Accuracy, context questioned
CONCERNS about the contextual and factual accuracy of the Auditor-General’s report have been raised by Loddon Mayor Dan Straub.
In a formal response to the report, Cr Straub said: “As a small rural council we rely heavily on the volunteer effort of our community groups and to support this, Loddon Shire Council has various community support programs.
“We have recently engaged with our volunteers as part of a volunteerism strategy with the overwhelming response from volunteers being that there is too much bureaucracy.
“We therefore need (to) find a balance between the recommendations of this audit alongside the willingness and capacity of our volunteers.
“Our community support policy is currently being drafted and there are around 15 different programs identified in that policy ranging from financial support, non-financial support, competitive programs and ‘as of right’ programs determined through the annual budget process and supporting policy.”
Cr Straub’s response said that in 2019 council began implementing the Smarty-Grants program for grant management.
“Acknowledging this implementation was still in progress during the audit period, we have continued, and will continue, to build on the capability of the program.
“This continuous improvement initiative will be complemented by the recommendations from the audit report, to improve our grants management process.”

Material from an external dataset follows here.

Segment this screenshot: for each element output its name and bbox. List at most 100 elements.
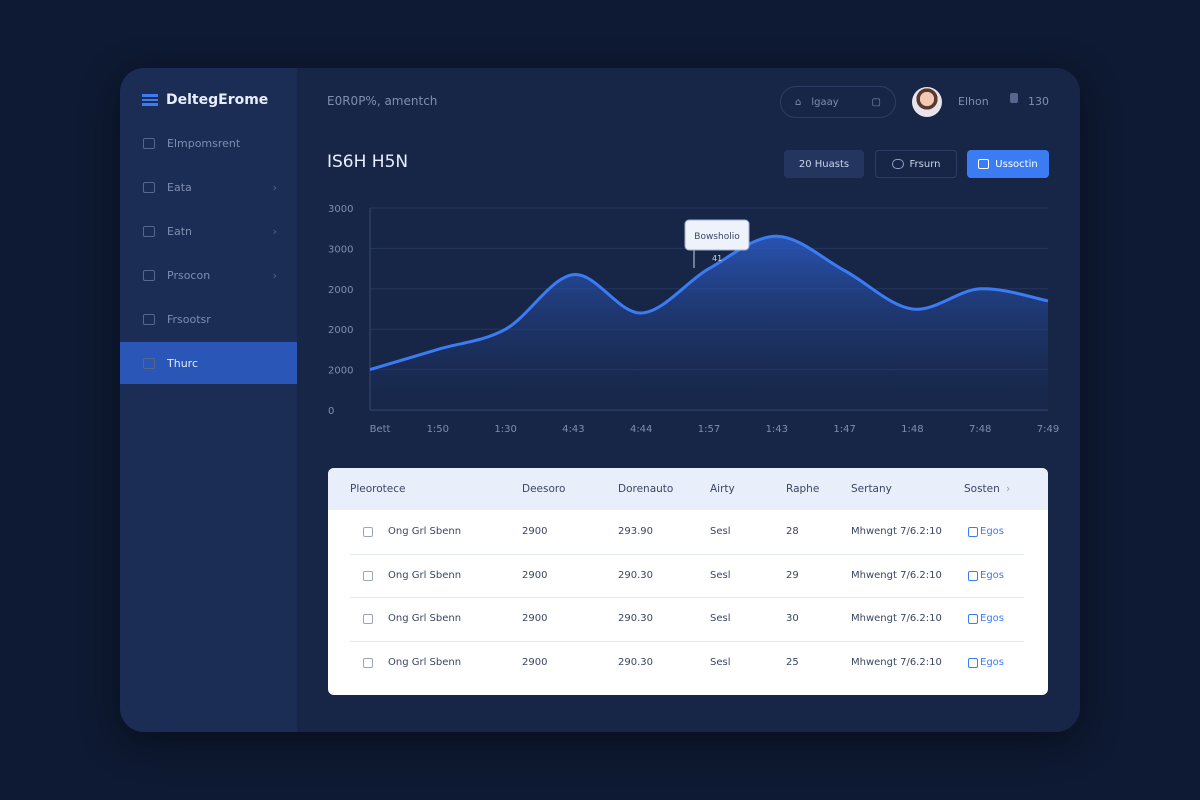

Council told the Auditor-General it had an acquittal process for all competitive grants but “as of right” grants were not subject to the same requirements.
The Auditor-General recommended that recurring grants only be extended through competitive funding applications. However, council said it would conduct a cost-benefit analysis of those grants.
Cr Straub said council’s ward-based community planning program had delivered significant community-led projects since it was introduced in 2003-2004.
He said the ward program had “not been challenged by our community to date”.
Council had agreed its fraud risk register will be reviewed and grant-related risk items identified and analysed through the risk management committee.
The Auditor-General was told council had a mandatory fraud and corruption control training program for councillors and staff which was required to be undertaken every two years.
The report said: “We made nine recommendations to all Victorian councils about strengthening their fraud controls and improving their guidance and training for grant-related fraud. We also made one recommendation to Loddon Shire Council about reviewing its community planning grant process.”